The Forgotten Data Centers

Data centers are where the Internet and cloud services live, and so they have been getting lots of public attention in recent years. If we read technology news or research papers, it’s not uncommon that we see IT giants, like Google and Facebook, publicly discuss and share the designs of mega-scale data centers they operate. But, another important type of data center –– multi-tenant data center, or commonly called “colocation”/”colo” –– has been largely hidden from the public and rarely discussed (at least in research papers), although it’s very common in practice and located almost everywhere, from Silicon Valley to the gambling capital, Las Vegas.
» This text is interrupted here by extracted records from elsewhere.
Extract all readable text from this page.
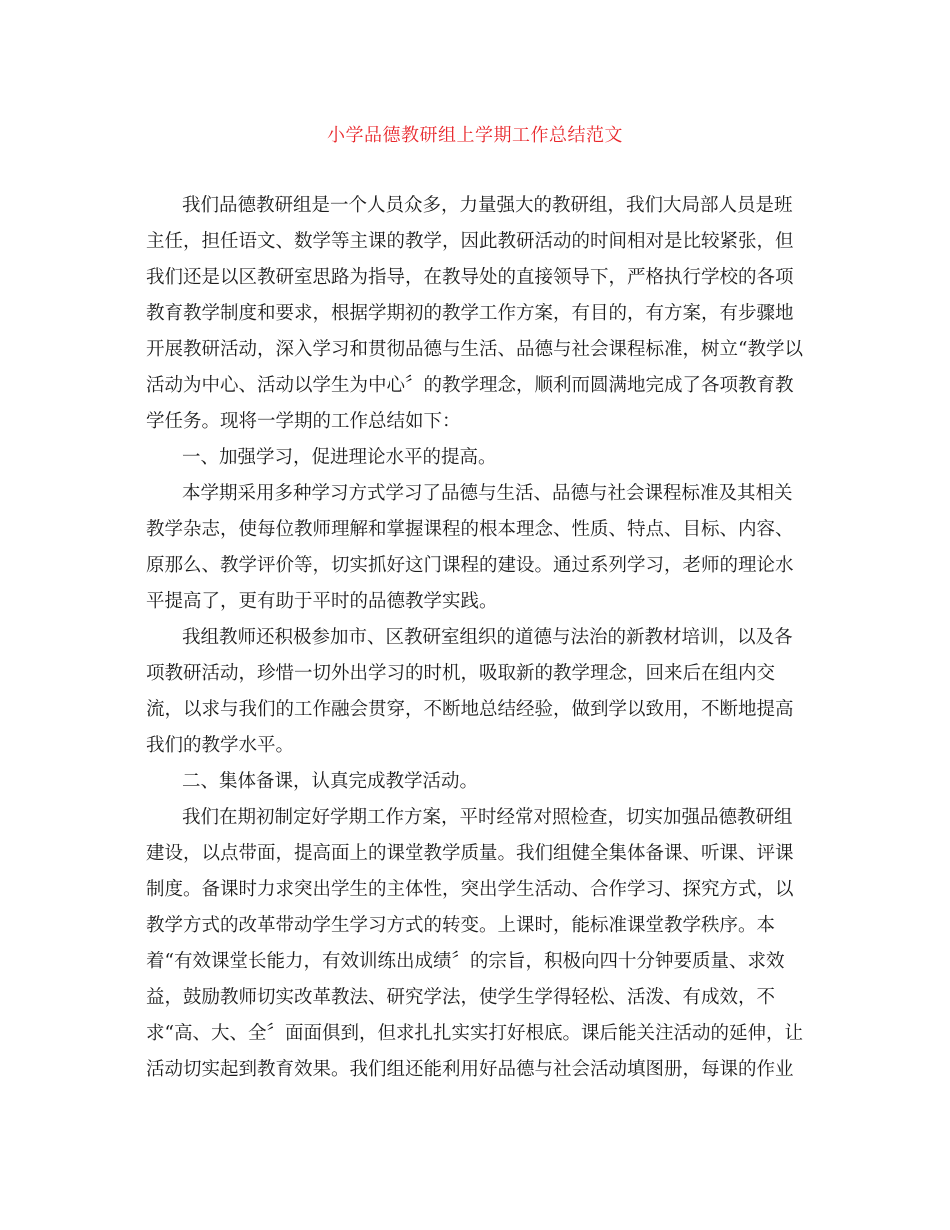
小学品德教研组上学期工作总结范文
我们品德教研组是一个人员众多，力量强大的教研组，我们大局部人员是班
主任，担任语文、数学等主课的教学，因此教研活动的时间相对是比较紧张，但
我们还是以区教研室思路为指导，在教导处的直接领导下，严格执行学校的各项
教育教学制度和要求，根据学期初的教学工作方案，有目的，有方案，有步骤地
开展教研活动，深入学习和贯彻品德与生活、品德与社会课程标准，树立“教学以
活动为中心、活动以学生为中心〞的教学理念，顺利而圆满地完成了各项教育教
学任务。现将一学期的工作总结如下：
一、加强学习，促进理论水平的提高。
本学期采用多种学习方式学习了品德与生活、品德与社会课程标准及其相关
教学杂志，使每位教师理解和掌握课程的根本理念、性质、特点、目标、内容、
原那么、教学评价等，切实抓好这门课程的建设。通过系列学习，老师的理论水
平提高了，更有助于平时的品德教学实践。
我组教师还积极参加市、区教研室组织的道德与法治的新教材培训，以及各
项教研活动，珍惜一切外出学习的时机，吸取新的教学理念，回来后在组内交
流，以求与我们的工作融会贯穿，不断地总结经验，做到学以致用，不断地提高
我们的教学水平。
二、集体备课，认真完成教学活动。
我们在期初制定好学期工作方案，平时经常对照检查，切实加强品德教研组
建设，以点带面，提高面上的课堂教学质量。我们组健全集体备课、听课、评课
制度。备课时力求突出学生的主体性，突出学生活动、合作学习、探究方式，以
教学方式的改革带动学生学习方式的转变。上课时，能标准课堂教学秩序。本
着“有效课堂长能力，有效训练出成绩〞的宗旨，积极向四十分钟要质量、求效
益，鼓励教师切实改革教法、研究学法，使学生学得轻松、活泼、有成效，不
求“高、大、全〞面面俱到，但求扎扎实实打好根底。课后能关注活动的延伸，让
活动切实起到教育效果。我们组还能利用好品德与社会活动填图册，每课的作业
Unlike a Google-type data center where the operator manages both IT equipment and the facility, multi-tenant data center is a shared facility where multiple tenants house their own servers in shared space and the data center operator is mainly responsible for facility support (like power, cooling, and space). Although the boundary is blurring, multi-tenant data centers can be generally classified as either a wholesale data center or a retail data center: wholesale data centers (like Digital Realty) primarily serve large tenants, each having a power demand of 500kW or more, while retail data centers (like Equinix) mostly target tenants with smaller demands.

Multi-tenant data centers serve almost all industry sectors, including finance, energy, major web service providers, content delivery network providers, and even some IT giants lease multi-tenant data centers to complement their own data center infrastructure. For example, Google, Microsoft, Amazon, and eBay are all large tenants in a hyper-scale multi-tenant data center in Las Vegas, NV, and Facebook leases a large data center in Singapore to serve its users in Asia.
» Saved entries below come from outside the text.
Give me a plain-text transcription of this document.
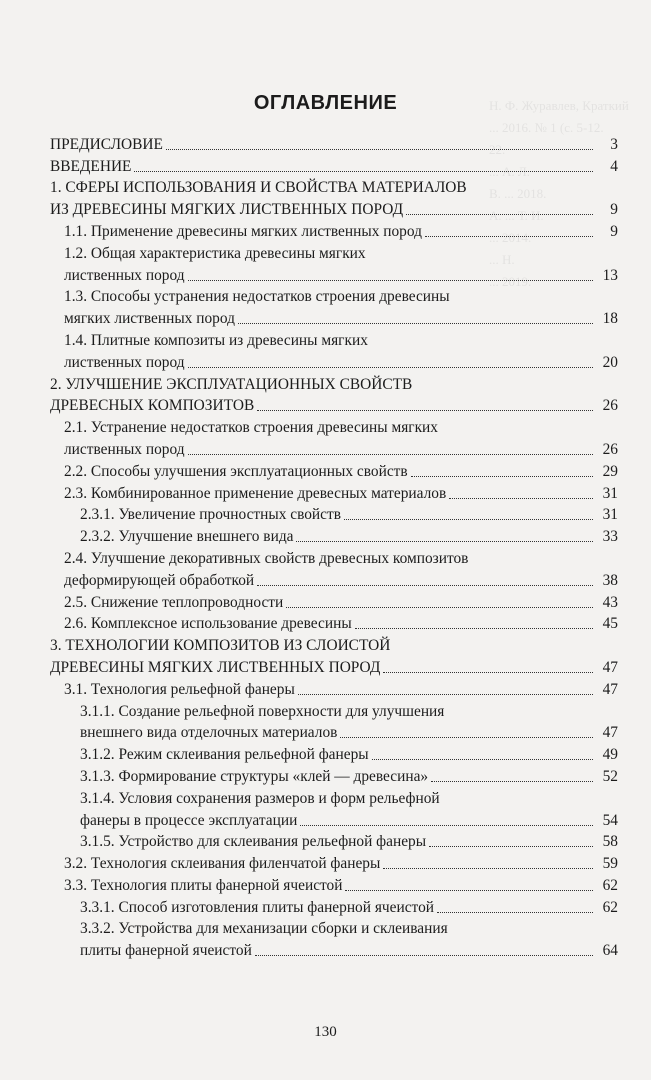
Н. Ф. Журавлев, Краткий ... 2016. № 1 (с. 5-12.
22.
... А. Л.
В. ... 2018.
А. ... Т. И.
... 2014.
... Н.
... 2019.
ОГЛАВЛЕНИЕ
ПРЕДИСЛОВИЕ	3
ВВЕДЕНИЕ	4
1. СФЕРЫ ИСПОЛЬЗОВАНИЯ И СВОЙСТВА МАТЕРИАЛОВ
ИЗ ДРЕВЕСИНЫ МЯГКИХ ЛИСТВЕННЫХ ПОРОД	9
1.1. Применение древесины мягких лиственных пород	9
1.2. Общая характеристика древесины мягких
лиственных пород	13
1.3. Способы устранения недостатков строения древесины
мягких лиственных пород	18
1.4. Плитные композиты из древесины мягких
лиственных пород	20
2. УЛУЧШЕНИЕ ЭКСПЛУАТАЦИОННЫХ СВОЙСТВ
ДРЕВЕСНЫХ КОМПОЗИТОВ	26
2.1. Устранение недостатков строения древесины мягких
лиственных пород	26
2.2. Способы улучшения эксплуатационных свойств	29
2.3. Комбинированное применение древесных материалов	31
2.3.1. Увеличение прочностных свойств	31
2.3.2. Улучшение внешнего вида	33
2.4. Улучшение декоративных свойств древесных композитов
деформирующей обработкой	38
2.5. Снижение теплопроводности	43
2.6. Комплексное использование древесины	45
3. ТЕХНОЛОГИИ КОМПОЗИТОВ ИЗ СЛОИСТОЙ
ДРЕВЕСИНЫ МЯГКИХ ЛИСТВЕННЫХ ПОРОД	47
3.1. Технология рельефной фанеры	47
3.1.1. Создание рельефной поверхности для улучшения
внешнего вида отделочных материалов	47
3.1.2. Режим склеивания рельефной фанеры	49
3.1.3. Формирование структуры «клей — древесина»	52
3.1.4. Условия сохранения размеров и форм рельефной
фанеры в процессе эксплуатации	54
3.1.5. Устройство для склеивания рельефной фанеры	58
3.2. Технология склеивания филенчатой фанеры	59
3.3. Технология плиты фанерной ячеистой	62
3.3.1. Способ изготовления плиты фанерной ячеистой	62
3.3.2. Устройства для механизации сборки и склеивания
плиты фанерной ячеистой	64
130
Multi-tenant data centers and clouds are also closely tied. Many public cloud providers, like SalesForce, which don’t want to or can’t build their own massive data centers, lease capacities from multi-tenant data center providers. Even the largest players in the public clouds, like Amazon, use multi-tenant data centers to quickly expand their services, especially in regions outside the U.S. In addition, with the emergence of hybrid cloud as the most popular option, many companies are housing the entirety of their private clouds in multi-tenant data centers, while large public cloud providers are forging partnership with multi-tenant data center providers to help tenants leverage public clouds to complement their private parts.

Today, the U.S. alone has over 1,400 large multi-tenant data centers, which consumed nearly as five times energy as Google-type data centers all combined (37.3% versus 7.8%, in percentage relative to all data center energy usage, excluding tiny server closets). Driven by the surging demand for web services, cloud computing, and Internet of Things, the multi-tenant data center industry is expected to continue its rapid growth. While the public attention mostly goes to large IT giants who continuously expand their data center infrastructure, multi-tenant data center providers are also building their own, even at a faster pace.
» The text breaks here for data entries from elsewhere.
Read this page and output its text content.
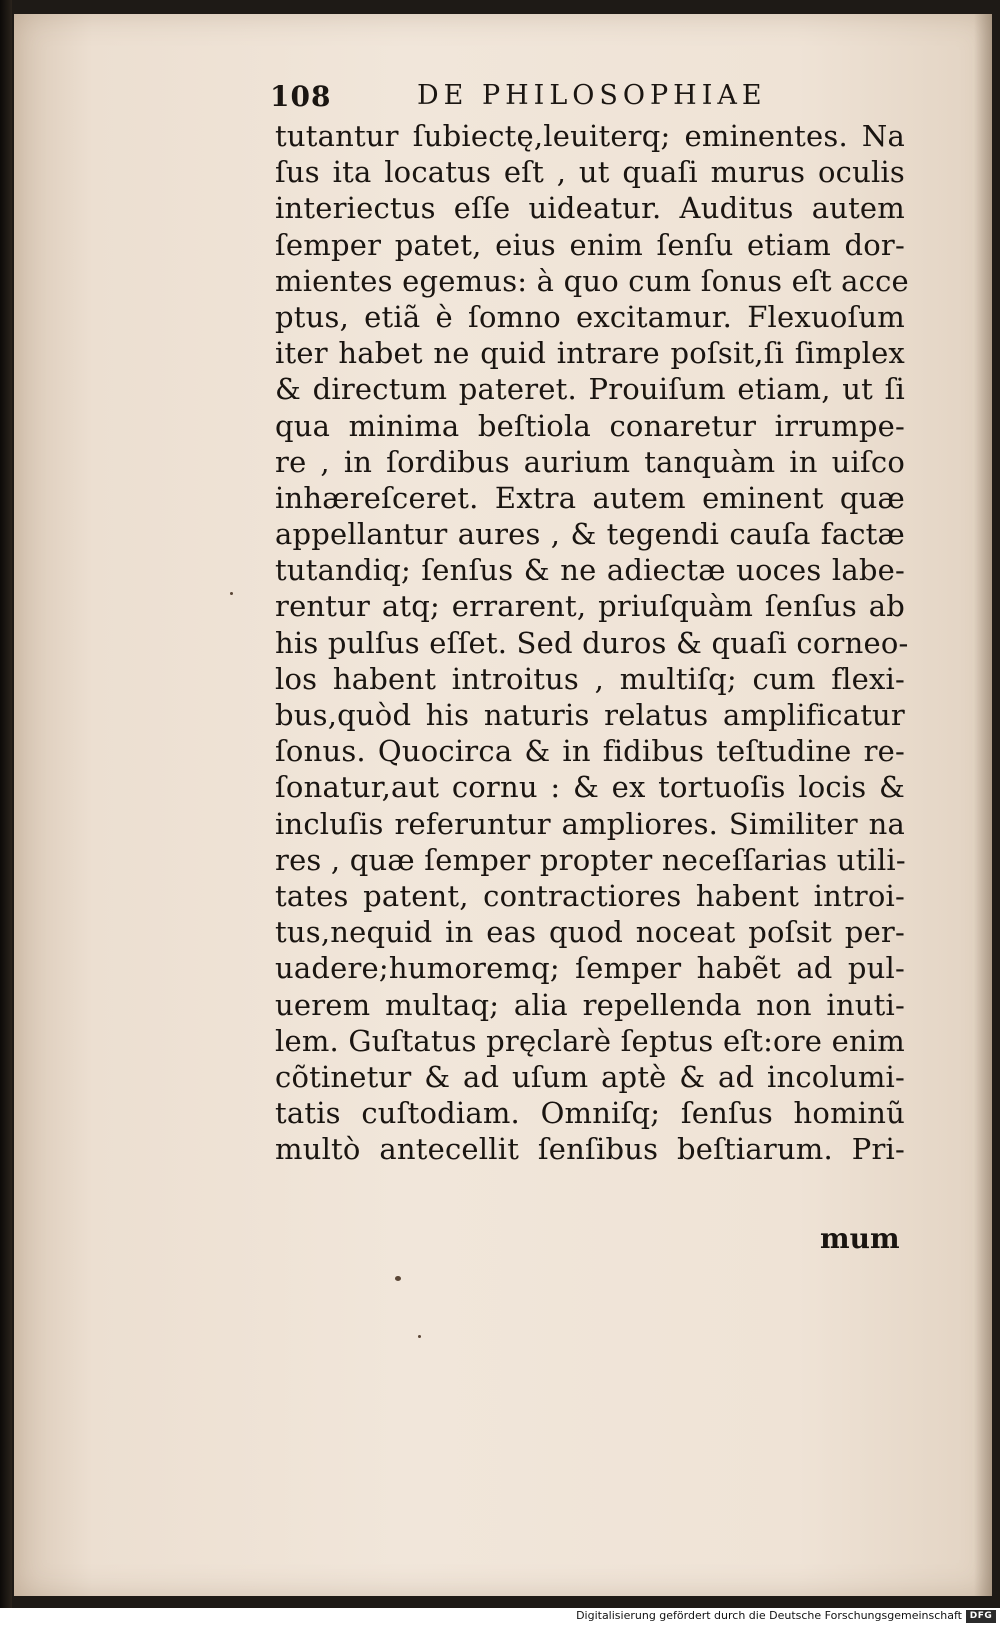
108	DE PHILOSOPHIAE
tutantur ſubiectę,leuiterq; eminentes. Na
ſus ita locatus eſt , ut quaſi murus oculis
interiectus eſſe uideatur. Auditus autem
ſemper patet, eius enim ſenſu etiam dor-
mientes egemus: à quo cum ſonus eſt acce
ptus, etiã è ſomno excitamur. Flexuoſum
iter habet ne quid intrare poſsit,ſi ſimplex
& directum pateret. Prouiſum etiam, ut ſi
qua minima beſtiola conaretur irrumpe-
re , in ſordibus aurium tanquàm in uiſco
inhæreſceret. Extra autem eminent quæ
appellantur aures , & tegendi cauſa factæ
tutandiq; ſenſus & ne adiectæ uoces labe-
rentur atq; errarent, priuſquàm ſenſus ab
his pulſus eſſet. Sed duros & quaſi corneo-
los habent introitus , multiſq; cum flexi-
bus,quòd his naturis relatus amplificatur
ſonus. Quocirca & in fidibus teſtudine re-
ſonatur,aut cornu : & ex tortuoſis locis &
incluſis referuntur ampliores. Similiter na
res , quæ ſemper propter neceſſarias utili-
tates patent, contractiores habent introi-
tus,nequid in eas quod noceat poſsit per-
uadere;humoremq; ſemper habẽt ad pul-
uerem multaq; alia repellenda non inuti-
lem. Guſtatus pręclarè ſeptus eſt:ore enim
cõtinetur & ad uſum aptè & ad incolumi-
tatis cuſtodiam. Omniſq; ſenſus hominũ
multò antecellit ſenſibus beſtiarum. Pri-
mum
Digitalisierung gefördert durch die Deutsche Forschungsgemeinschaft DFG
Despite their prominence, multi-tenant data centers have been much less studied than Google-type data centers by the research community. While, these two types of data centers share many of the same high-level goals, like energy efficiency, utilization, and renewable integration; many of the existing approaches proposed for Google-type data centers don’t apply to multi-tenant data centers, which have additional challenges due to the operator’s lack of control over tenants’ servers. Even worse, individual tenants manage their own servers with little coordination with others (in fact, tenants typically don’t even know whom they’re sharing the data center with).

As a concrete example, consider the problem we studied in our recent HPCA’16 paper. Keeping servers’ aggregate power usage always below the data center capacity is extremely important for ensuring data center uptime. When the aggregate power occasionally exceeds the capacity (called emergency, due to power oversubscription), a common technique used in Google-type data centers is to carefully lower the servers’ power consumption so as to meet multi-level power capacity constraints while minimizing the performance degradation. In a multi-tenant data center, the operator can’t do this –– tenants themselves control the servers. Further, who should reduce power and by how much must be carefully decided to minimize the performance loss, but these decisions require the operator to know tenants’ private information (e.g., what workloads are running, what’s the performance loss if lowering certain servers’ power usage). So, these challenges can’t be addressed by the existing technological approaches alone; instead, they require novel market designs along with new advances in data center architecture, with the goal of providing mechanisms that are “win-win” for both data center operators and tenants.

The above was one example of the added complexity due to the multi-tenant setting, but there are many others. We have a few papers on this topic (HPCA’16, HPCA’15, Performance’15, …), but will be looking into it much more in the coming years. We hope others do as well!